E4969. Caution! Avoiding Pitfalls in Emergency Brain Imaging
Authors
Kevin Ryan Yu;
St. Luke's Medical Center Global City
Stacey Danica Gosiaco;
St. Luke's Medical Center Global City
Thurl Hugh Cledera;
St. Luke's Medical Center Global City
Anna Theresa Dantes;
St. Luke's Medical Center Global City
Maria Kristine Mendoza;
St. Luke's Medical Center Global City
Ron Pilotin;
St. Luke's Medical Center Global City
Background
Emergent critical findings in neuroimaging demand swift and accurate communication with the attending medical professional. CT and MRI have gained significant recognition as valuable tools in the accurate diagnosis and timely management of brain emergencies. However, no modality is free from errors, more so in the chaos of the emergency department where diagnostic accuracy may be compromised in favor of a rapid diagnosis. Missing or misinterpreting findings can have a pivotal impact in clinical practice. Therefore, explicit awareness of imaging pitfalls by practicing radiologists and trainees is crucial to help limit potentially avoidable errors, improving quality of patient care. This exhibit will discuss different types of errors, cognitive biases, and strategies for improving diagnostic accuracy. We will present a pictorial review of commonly misdiagnosed conditions in the interpretation of emergent brain imaging, as well as key teaching points to avoid these pitfalls.
Educational Goals / Teaching Points
After completing this educational exhibit, the learner will be able to identify different types of errors, as well as when and how they occur; recognize common pitfalls in emergency brain imaging; understand key features to discriminate between confusing imaging findings to avoid misdiagnosis; and identify other approaches and strategies to minimize diagnostic errors.

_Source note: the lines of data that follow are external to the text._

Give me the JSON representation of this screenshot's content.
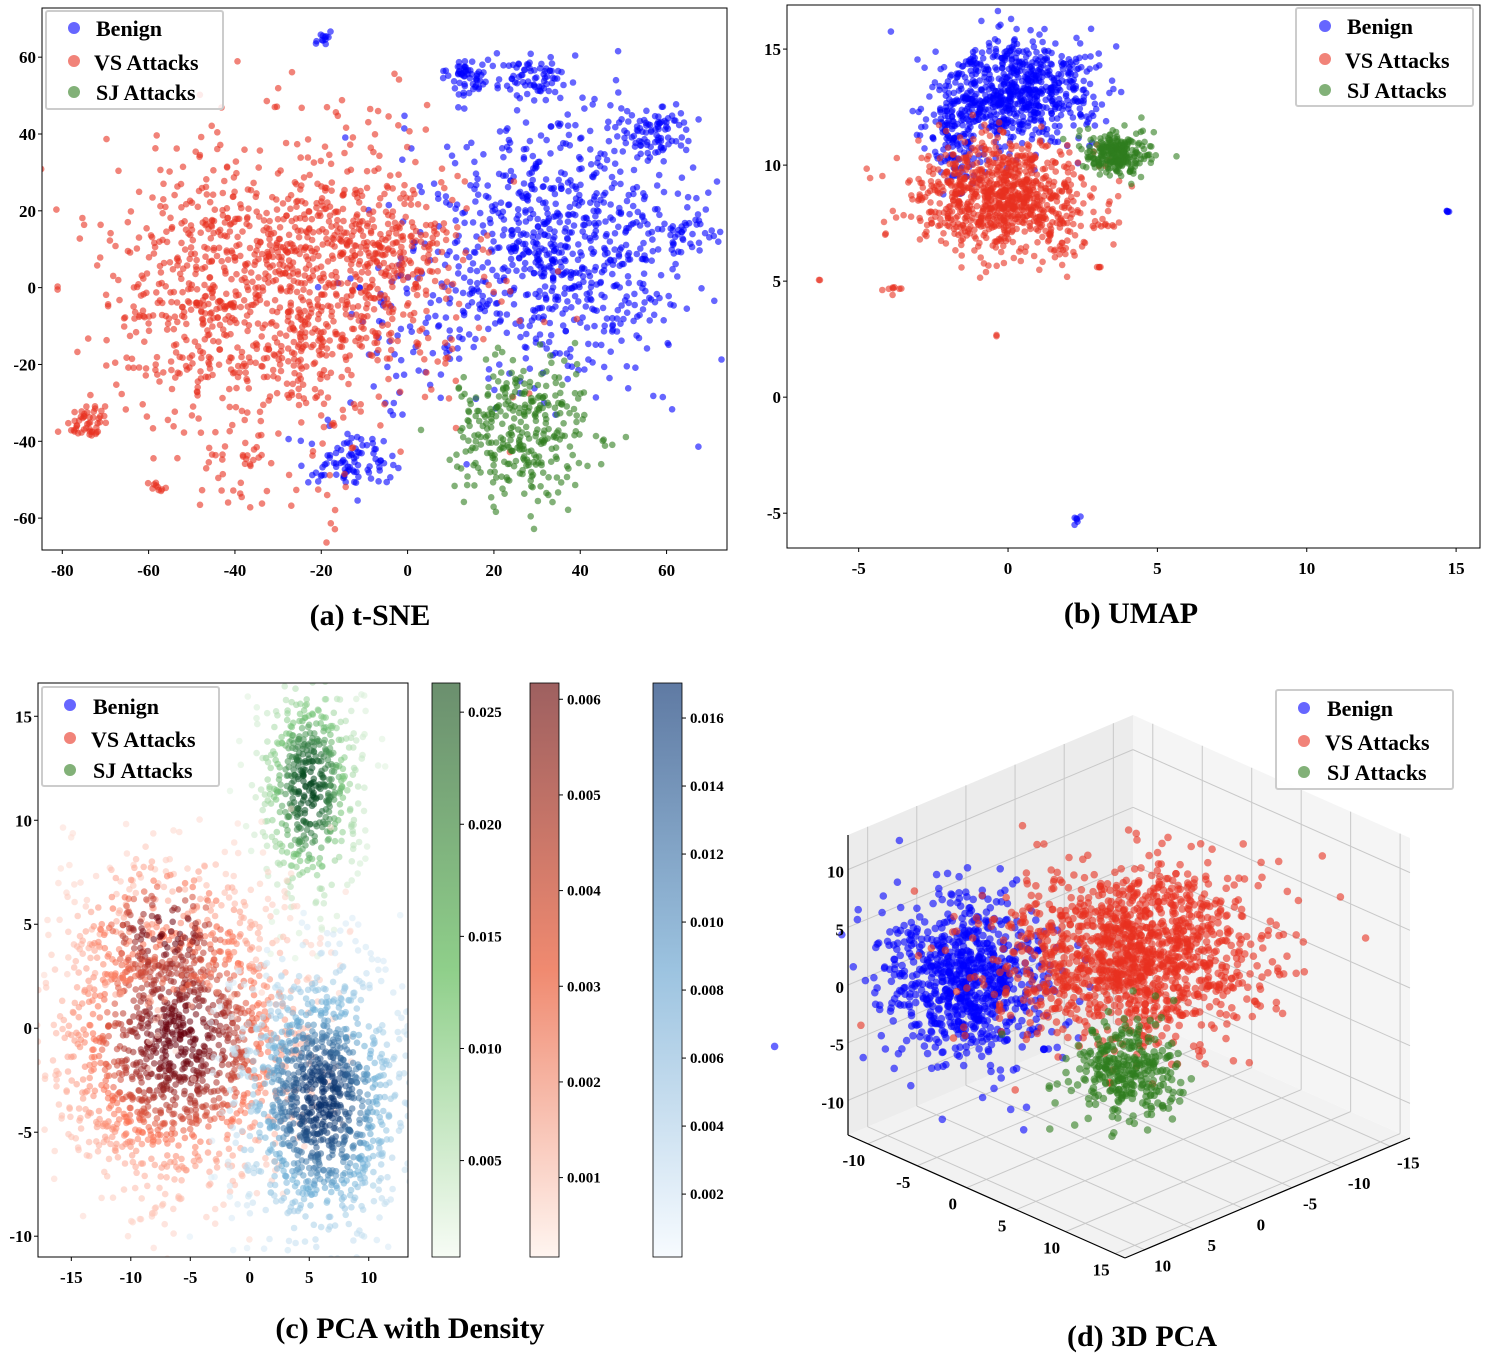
{
  "legend_colors": {
    "Benign": "#0000ff",
    "VS Attacks": "#e8301f",
    "SJ Attacks": "#2e7d1e"
  },
  "chart_data": [
    {
      "type": "scatter",
      "title": "(a) t-SNE",
      "xlim": [
        -84.7,
        74
      ],
      "ylim": [
        -68.3,
        72.8
      ],
      "xticks": [
        -80,
        -60,
        -40,
        -20,
        0,
        20,
        40,
        60
      ],
      "yticks": [
        60,
        40,
        20,
        0,
        -20,
        -40,
        -60
      ],
      "grid": false,
      "legend": {
        "placement": "top-left",
        "entries": [
          "Benign",
          "VS Attacks",
          "SJ Attacks"
        ]
      },
      "series": [
        {
          "name": "Benign",
          "color": "#0000ff",
          "clusters": [
            {
              "center": [
                35,
                10
              ],
              "spread": [
                16,
                17
              ],
              "count": 800
            },
            {
              "center": [
                14,
                55
              ],
              "spread": [
                3,
                3
              ],
              "count": 60
            },
            {
              "center": [
                28,
                55
              ],
              "spread": [
                4,
                3
              ],
              "count": 70
            },
            {
              "center": [
                56,
                40
              ],
              "spread": [
                5,
                4
              ],
              "count": 90
            },
            {
              "center": [
                63,
                15
              ],
              "spread": [
                3,
                2
              ],
              "count": 20
            },
            {
              "center": [
                -20,
                65
              ],
              "spread": [
                1,
                1
              ],
              "count": 12
            },
            {
              "center": [
                -13,
                -45
              ],
              "spread": [
                5,
                4
              ],
              "count": 90
            },
            {
              "center": [
                5,
                -10
              ],
              "spread": [
                12,
                12
              ],
              "count": 80
            }
          ]
        },
        {
          "name": "VS Attacks",
          "color": "#e8301f",
          "clusters": [
            {
              "center": [
                -30,
                0
              ],
              "spread": [
                20,
                19
              ],
              "count": 1200
            },
            {
              "center": [
                -5,
                12
              ],
              "spread": [
                10,
                8
              ],
              "count": 150
            },
            {
              "center": [
                -74,
                -35
              ],
              "spread": [
                2.5,
                2.5
              ],
              "count": 50
            },
            {
              "center": [
                -58,
                -52
              ],
              "spread": [
                1,
                0.8
              ],
              "count": 10
            },
            {
              "center": [
                -38,
                -48
              ],
              "spread": [
                6,
                4
              ],
              "count": 30
            }
          ]
        },
        {
          "name": "SJ Attacks",
          "color": "#2e7d1e",
          "clusters": [
            {
              "center": [
                27,
                -38
              ],
              "spread": [
                8,
                9
              ],
              "count": 320
            }
          ]
        }
      ]
    },
    {
      "type": "scatter",
      "title": "(b) UMAP",
      "xlim": [
        -7.4,
        15.8
      ],
      "ylim": [
        -6.5,
        16.9
      ],
      "xticks": [
        -5,
        0,
        5,
        10,
        15
      ],
      "yticks": [
        15,
        10,
        5,
        0,
        -5
      ],
      "grid": false,
      "legend": {
        "placement": "top-right",
        "entries": [
          "Benign",
          "VS Attacks",
          "SJ Attacks"
        ]
      },
      "series": [
        {
          "name": "Benign",
          "color": "#0000ff",
          "clusters": [
            {
              "center": [
                0.3,
                13.2
              ],
              "spread": [
                1.3,
                1.1
              ],
              "count": 700
            },
            {
              "center": [
                -1.6,
                11
              ],
              "spread": [
                0.6,
                1
              ],
              "count": 150
            },
            {
              "center": [
                14.7,
                8
              ],
              "spread": [
                0.03,
                0.03
              ],
              "count": 5
            },
            {
              "center": [
                2.3,
                -5.2
              ],
              "spread": [
                0.05,
                0.15
              ],
              "count": 6
            }
          ]
        },
        {
          "name": "VS Attacks",
          "color": "#e8301f",
          "clusters": [
            {
              "center": [
                -0.2,
                8.6
              ],
              "spread": [
                1.4,
                1.2
              ],
              "count": 900
            },
            {
              "center": [
                -3.8,
                4.6
              ],
              "spread": [
                0.15,
                0.1
              ],
              "count": 8
            },
            {
              "center": [
                -6.3,
                5
              ],
              "spread": [
                0.03,
                0.03
              ],
              "count": 2
            },
            {
              "center": [
                -4.1,
                7
              ],
              "spread": [
                0.03,
                0.03
              ],
              "count": 2
            },
            {
              "center": [
                -0.4,
                2.7
              ],
              "spread": [
                0.03,
                0.03
              ],
              "count": 2
            },
            {
              "center": [
                3.1,
                5.6
              ],
              "spread": [
                0.1,
                0.05
              ],
              "count": 4
            },
            {
              "center": [
                3.2,
                7.5
              ],
              "spread": [
                0.15,
                0.1
              ],
              "count": 6
            }
          ]
        },
        {
          "name": "SJ Attacks",
          "color": "#2e7d1e",
          "clusters": [
            {
              "center": [
                3.7,
                10.5
              ],
              "spread": [
                0.55,
                0.45
              ],
              "count": 260
            }
          ]
        }
      ]
    },
    {
      "type": "scatter",
      "title": "(c) PCA with Density",
      "xlim": [
        -17.8,
        13.3
      ],
      "ylim": [
        -11,
        16.6
      ],
      "xticks": [
        -15,
        -10,
        -5,
        0,
        5,
        10
      ],
      "yticks": [
        15,
        10,
        5,
        0,
        -5,
        -10
      ],
      "grid": false,
      "legend": {
        "placement": "top-left",
        "entries": [
          "Benign",
          "VS Attacks",
          "SJ Attacks"
        ]
      },
      "series": [
        {
          "name": "SJ Attacks",
          "colormap": "Greens",
          "clusters": [
            {
              "center": [
                5,
                11.5
              ],
              "spread": [
                2.2,
                2.8
              ],
              "count": 500
            }
          ]
        },
        {
          "name": "VS Attacks",
          "colormap": "Reds",
          "clusters": [
            {
              "center": [
                -6,
                -0.5
              ],
              "spread": [
                5.5,
                3.8
              ],
              "count": 1400
            },
            {
              "center": [
                -7,
                4.5
              ],
              "spread": [
                4,
                2
              ],
              "count": 250
            }
          ]
        },
        {
          "name": "Benign",
          "colormap": "Blues",
          "clusters": [
            {
              "center": [
                6,
                -3.5
              ],
              "spread": [
                3.6,
                3.4
              ],
              "count": 1100
            }
          ]
        }
      ],
      "colorbars": [
        {
          "colormap": "Greens",
          "range": [
            0.0007,
            0.0263
          ],
          "ticks": [
            "0.025",
            "0.020",
            "0.015",
            "0.010",
            "0.005"
          ]
        },
        {
          "colormap": "Reds",
          "range": [
            0.00017,
            0.00617
          ],
          "ticks": [
            "0.006",
            "0.005",
            "0.004",
            "0.003",
            "0.002",
            "0.001"
          ]
        },
        {
          "colormap": "Blues",
          "range": [
            0.00015,
            0.01703
          ],
          "ticks": [
            "0.016",
            "0.014",
            "0.012",
            "0.010",
            "0.008",
            "0.006",
            "0.004",
            "0.002"
          ]
        }
      ]
    },
    {
      "type": "scatter3d",
      "title": "(d) 3D PCA",
      "xlim": [
        -12,
        16
      ],
      "ylim": [
        -17,
        12
      ],
      "zlim": [
        -13,
        13
      ],
      "xticks": [
        -10,
        -5,
        0,
        5,
        10,
        15
      ],
      "yticks": [
        -15,
        -10,
        -5,
        0,
        5,
        10
      ],
      "zticks": [
        -10,
        -5,
        0,
        5,
        10
      ],
      "grid": true,
      "legend": {
        "placement": "top-right",
        "entries": [
          "Benign",
          "VS Attacks",
          "SJ Attacks"
        ]
      },
      "series": [
        {
          "name": "Benign",
          "color": "#0000ff",
          "clusters": [
            {
              "center": [
                -6,
                6,
                0.5
              ],
              "spread": [
                3,
                3,
                3.2
              ],
              "count": 800
            }
          ]
        },
        {
          "name": "VS Attacks",
          "color": "#e8301f",
          "clusters": [
            {
              "center": [
                0,
                -5,
                1
              ],
              "spread": [
                4.5,
                5,
                3
              ],
              "count": 1300
            }
          ]
        },
        {
          "name": "SJ Attacks",
          "color": "#2e7d1e",
          "clusters": [
            {
              "center": [
                5,
                1,
                -5
              ],
              "spread": [
                2,
                2.2,
                1.8
              ],
              "count": 300
            }
          ]
        }
      ]
    }
  ]
}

Key Anatomic/Physiologic Issues and Imaging Findings/Techniques
When and how do errors occur? Types of errors: perceptual errors and cognitive errors. Avoiding common pitfalls. Nontraumatic: cerebrovascular disease (CT negative strokes, MRI negative strokes, CT hypodensity mimicking infarct, fogging phenomenon, cerebral venous thrombosis), intraparenchymal hemorrhage (CT hyperdensity mimicking bleed), and subarachnoid hemorrhage (pseduosubarachnoid hemorrhage). Traumatic: intracranial hemorrhage (lentiform subdural hematoma, isodense hematoma, falcine and tentorial subdural hematomas) and fractures (skull base fractures, fracture mimics). Additional error-reduction strategies: know the whole picture (history, physical examination, prior imaging, protocols, physics), perform a thorough search (view all windows/sequences, review areas, structured reports), and artificial intelligence.
Conclusion
Although hospitals and emergency centers are equipped with CT and MRI machines to ensure immediate neuroimaging accessibility for critically ill patients, recognizing findings that necessitate urgent treatment is imperative for prompt and effective medical intervention. Diagnostic errors are inevitable in this process, but awareness of common pitfalls and sources of error will equip radiologists with knowledge to enhance diagnostic accuracy and improve patient outcomes.